BB: In the Temple of Nut, they would have a gathering in the courtyard of the Temple in the evening, and it would have been men and women, not necessarily priests there, but members of the local population, probably reasonably wealthy or well heeled. Then there would have been some musicians and kiosks with huge jars of beer. And frankly the idea was to drink as much as possible, very little eating, just drinking for hours, and at a certain point before midnight most everybody would have passed out from the consumption of alcohol. The beer was most likely laced with other things like water lily, which would induce sleep. Then after everyone is passed out, the musicians would come back and make a huge amount of noise with drums and flutes and wake everyone up deliberately and at that moment, they believed, there would be an epiphany where they would experience a true communication with the goddess Mut. And the priests would bring the statue of the goddess into the courtyard and the people would speak directly, as a community to the goddess and ask for usually something like good health for pharaoh, a high Nile with good crops, but done in a formal way, that at the time of this joining, they would be guaranteed she would listen. So it was regarded as a direct communication between people and the gods.

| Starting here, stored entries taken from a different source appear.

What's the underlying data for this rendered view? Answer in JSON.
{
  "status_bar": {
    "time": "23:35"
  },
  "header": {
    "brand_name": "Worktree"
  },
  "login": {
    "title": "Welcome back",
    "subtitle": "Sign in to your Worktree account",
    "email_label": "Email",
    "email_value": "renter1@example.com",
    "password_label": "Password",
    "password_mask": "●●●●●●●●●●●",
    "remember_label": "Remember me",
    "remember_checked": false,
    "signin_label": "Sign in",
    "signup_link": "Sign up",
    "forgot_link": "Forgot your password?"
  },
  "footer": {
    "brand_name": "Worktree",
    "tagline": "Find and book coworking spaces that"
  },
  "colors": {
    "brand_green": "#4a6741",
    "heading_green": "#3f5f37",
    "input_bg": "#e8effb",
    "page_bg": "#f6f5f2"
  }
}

NL: There are still some unanswered questions about the festivals. We still don't understand why they only occurred under Hatshepsut's reign. Is that something you are looking to answer in your upcoming expedition?

BB: Well, it's very curious why the festivals were taken down and that's really my point of departure on the subject. Records show that Egyptians were celebrating the festival during the reign of Hatshepsut and then they stopped. And my main interest is why they would do that.

There are a lot of good reasons from a religious point of view, and it's really a scholarly aspect, but it has to do with who the goddess is in the temple. Goddess Mut is kind of scary, and is associated with the ending of mankind. However, she is also married off to the god Amon-Re, and hence loses that identification as that scary destructor for hundreds of years. Eventually it comes back again, which is why the festivals of drunkenness become popular in the Greco-Roman times.

So that's what I'm wondering: if the reason why the Egyptians stopped the festivals was because they wanted to clean up Mut's image as a housewife instead of her as the mean, nasty goddess that drinks too much ... I really and truly don't have answers at this point, it's still very much open.

NL: But there is no way you can really predict what you're going to find or where to find it?

BB: Not really, but we found this one beautiful statue once. She was 12 inches under the top soil, and on her nose. And you know, you find it and when you start to realize it's a statue - I refused to believe it was going to be intact, because I've found ton of stuff and its always totally broken - and it wasn't until they lifted it up form the soil that I said, "Oh there it is, it's so beautiful," It really is.